La partita giocata sul filo del rasoio — e che vede la sconfitta di Buenos Aires anche se Kicillof ha dichiarato di essere ancora «pronto a dialogare» — ha visto la seconda economia sudamericana opposta a un gruppo di hedge fund guidati da Nml Capital, controllata di Elliott Management di Paul Singer. Negli anni passati questi hedge fund hanno comprato per pochi soldi i bond di quanti, circa il 7% dei detentori, non hanno aderito alla ristrutturazione dopo il default da 100 miliardi nel 2001, e sono restati perciò fuori dallo scambio con nuovi titoli scontati nel 2005 e nel 2010. Da qui l’appellativo di «fondi avvoltoi». Nml e gli altri fondi hanno poi fatto causa all’Argentina per ottenere il rimborso integrale del valore facciale di quei bond, circa 1,33 miliardi di dollari, che sale a 1,5 miliardi con gli interessi. Il giudice Thomas Griesa della Corte distrettuale di Manhattan ha dato ragione agli hedge fund, e vietato a Buenos Aires di pagare gli interessi dovuti il 30 giugno sui bond ristrutturati, se non avesse contemporaneamente rimborsato integralmente i fondi avvoltoi. E così scattato il «periodo di grazia» di 30 giorni, entro cui pagare le cedole prima del default ufficiale.

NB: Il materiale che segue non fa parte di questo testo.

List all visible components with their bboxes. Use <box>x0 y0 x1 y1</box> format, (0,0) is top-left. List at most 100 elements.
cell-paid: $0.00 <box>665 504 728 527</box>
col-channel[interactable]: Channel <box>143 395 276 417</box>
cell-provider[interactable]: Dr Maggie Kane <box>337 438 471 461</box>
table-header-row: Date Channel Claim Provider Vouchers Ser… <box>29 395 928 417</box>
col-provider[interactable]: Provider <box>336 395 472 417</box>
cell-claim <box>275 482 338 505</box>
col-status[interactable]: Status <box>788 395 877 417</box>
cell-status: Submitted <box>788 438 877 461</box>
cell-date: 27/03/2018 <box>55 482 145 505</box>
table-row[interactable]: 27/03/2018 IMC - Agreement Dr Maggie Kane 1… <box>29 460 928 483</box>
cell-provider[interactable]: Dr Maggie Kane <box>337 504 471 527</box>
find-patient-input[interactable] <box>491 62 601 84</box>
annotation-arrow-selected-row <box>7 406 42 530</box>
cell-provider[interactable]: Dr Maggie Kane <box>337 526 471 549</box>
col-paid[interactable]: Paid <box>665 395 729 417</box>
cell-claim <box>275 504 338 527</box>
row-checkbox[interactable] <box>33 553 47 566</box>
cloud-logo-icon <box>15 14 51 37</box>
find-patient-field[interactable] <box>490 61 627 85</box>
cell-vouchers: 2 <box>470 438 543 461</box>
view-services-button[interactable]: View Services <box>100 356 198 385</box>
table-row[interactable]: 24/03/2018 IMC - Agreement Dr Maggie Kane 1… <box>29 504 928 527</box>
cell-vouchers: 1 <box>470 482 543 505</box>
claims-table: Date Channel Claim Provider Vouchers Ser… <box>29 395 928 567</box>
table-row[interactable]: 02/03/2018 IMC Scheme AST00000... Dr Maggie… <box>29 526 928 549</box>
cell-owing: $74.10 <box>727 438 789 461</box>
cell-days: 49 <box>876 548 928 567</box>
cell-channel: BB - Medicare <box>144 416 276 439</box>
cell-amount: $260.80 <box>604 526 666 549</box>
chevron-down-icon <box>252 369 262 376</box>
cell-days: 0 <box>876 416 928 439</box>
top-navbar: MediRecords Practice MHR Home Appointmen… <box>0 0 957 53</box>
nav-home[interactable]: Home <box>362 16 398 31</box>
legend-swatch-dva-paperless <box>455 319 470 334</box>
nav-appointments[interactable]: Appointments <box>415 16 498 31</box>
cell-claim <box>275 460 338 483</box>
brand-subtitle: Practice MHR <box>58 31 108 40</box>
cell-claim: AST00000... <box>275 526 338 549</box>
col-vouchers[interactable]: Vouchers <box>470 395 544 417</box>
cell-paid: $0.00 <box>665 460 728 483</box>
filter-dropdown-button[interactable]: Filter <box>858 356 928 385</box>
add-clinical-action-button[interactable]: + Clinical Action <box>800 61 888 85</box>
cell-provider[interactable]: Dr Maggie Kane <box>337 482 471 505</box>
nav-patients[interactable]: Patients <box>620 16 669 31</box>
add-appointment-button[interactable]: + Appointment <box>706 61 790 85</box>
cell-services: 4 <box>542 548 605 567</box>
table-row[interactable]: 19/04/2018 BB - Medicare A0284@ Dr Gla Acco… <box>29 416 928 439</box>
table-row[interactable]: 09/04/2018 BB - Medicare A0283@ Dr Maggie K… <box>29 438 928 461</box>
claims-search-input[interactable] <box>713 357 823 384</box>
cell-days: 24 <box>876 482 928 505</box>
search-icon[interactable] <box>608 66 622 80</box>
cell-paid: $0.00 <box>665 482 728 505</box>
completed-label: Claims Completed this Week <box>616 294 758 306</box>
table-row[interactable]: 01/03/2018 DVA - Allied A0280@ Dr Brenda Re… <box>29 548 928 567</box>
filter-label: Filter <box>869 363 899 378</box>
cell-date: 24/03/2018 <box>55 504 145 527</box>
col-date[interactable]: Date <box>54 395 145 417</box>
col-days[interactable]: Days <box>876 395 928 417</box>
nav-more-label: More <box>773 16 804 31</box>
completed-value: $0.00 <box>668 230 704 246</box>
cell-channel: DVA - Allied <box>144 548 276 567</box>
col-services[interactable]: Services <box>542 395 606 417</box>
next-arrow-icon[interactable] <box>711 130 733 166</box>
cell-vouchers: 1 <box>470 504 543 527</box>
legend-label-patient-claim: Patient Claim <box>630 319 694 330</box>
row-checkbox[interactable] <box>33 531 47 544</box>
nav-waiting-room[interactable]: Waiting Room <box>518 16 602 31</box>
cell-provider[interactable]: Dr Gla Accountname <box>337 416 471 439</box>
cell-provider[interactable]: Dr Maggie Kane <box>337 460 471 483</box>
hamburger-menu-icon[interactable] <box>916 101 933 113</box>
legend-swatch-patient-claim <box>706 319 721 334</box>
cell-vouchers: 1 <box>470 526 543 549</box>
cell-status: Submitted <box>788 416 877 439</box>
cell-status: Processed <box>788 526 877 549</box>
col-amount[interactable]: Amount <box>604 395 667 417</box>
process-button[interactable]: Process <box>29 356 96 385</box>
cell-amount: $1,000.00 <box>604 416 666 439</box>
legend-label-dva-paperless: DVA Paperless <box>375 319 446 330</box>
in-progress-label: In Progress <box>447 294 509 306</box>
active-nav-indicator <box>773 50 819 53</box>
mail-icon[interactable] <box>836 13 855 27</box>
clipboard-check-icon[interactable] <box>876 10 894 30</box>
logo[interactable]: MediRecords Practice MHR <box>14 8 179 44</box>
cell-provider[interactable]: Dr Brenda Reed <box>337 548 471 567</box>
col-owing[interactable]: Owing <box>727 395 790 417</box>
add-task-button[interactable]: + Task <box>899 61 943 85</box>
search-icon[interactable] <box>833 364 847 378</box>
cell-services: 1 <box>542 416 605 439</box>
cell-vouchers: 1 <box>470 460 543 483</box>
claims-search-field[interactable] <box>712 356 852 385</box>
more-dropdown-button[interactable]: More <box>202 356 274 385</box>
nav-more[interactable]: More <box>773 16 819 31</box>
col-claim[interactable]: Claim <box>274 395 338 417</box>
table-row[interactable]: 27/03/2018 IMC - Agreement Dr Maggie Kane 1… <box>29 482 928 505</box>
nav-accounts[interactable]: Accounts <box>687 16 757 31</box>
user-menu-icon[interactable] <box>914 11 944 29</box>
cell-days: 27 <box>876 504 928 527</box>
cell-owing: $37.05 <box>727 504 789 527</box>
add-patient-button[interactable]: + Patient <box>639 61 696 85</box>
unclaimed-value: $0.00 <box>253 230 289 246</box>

Contro le pretese dei fondi il governo argentino si è battuto strenuamente: prima ha respinto la sentenza, confermata però anche dalla Corte Suprema Usa, poi ha chiesto tempo supplementare (negato) per trovare un accordo. Buenos Aires ha già depositato presso la Bank of New York Mellon i 539 milioni di dollari di interessi in scadenza, nella speranza di un’intesa in extremis. La soluzione a cui i legali delle parti hanno lavorato freneticamente nelle ultime ore prevedeva l’intervento di un consorzio di banche argentine, pronte a comprare l’intera quota dei bond in mano agli hedge fund ribelli, ai quali verrebbe però chiesto uno sconto. In cambio all’Argentina sarebbe stato garantito dalla Corte il via libera al pagamento delle cedole.
Ma quali sarebbero le conseguenze di un default? Gli hedge fund resterebbero a mani vuote, ma più serie sarebbero le conseguenze per l’Argentina. Rispetto al 2001, il Paese guidato da Cristina Kirchner è in una situazione meno drammatica, ma il nuovo default aggraverebbe la recessione in corso, farebbe salire ulteriormente l’inflazione, oggi intorno al 22%, e metterebbe sotto pressione le riserve in valuta estera, già molto basse, indebolendo il peso argentino. Un nuovo default, inoltre, allontanerebbe ancora di più un possibile ritorno sul mercato del governo di Buenos Aires, che dal 2001 non riesce a collocare bond a investitori stranieri, mentre per le società e le istituzioni argentine il costo per finanziarsi penalizzerebbe i progetti di investimento e crescita. E’ invece meno chiaro che cosa accadrebbe ai risparmiatori reduci dal default del 2001 che oggi hanno in mano i bond ristrutturati, per un controvalore di circa 30 miliardi. Secondo gli analisti, però, è difficile che la maggioranza dei detentori chieda un’accelerazione delle scadenze e un rimborso anticipato.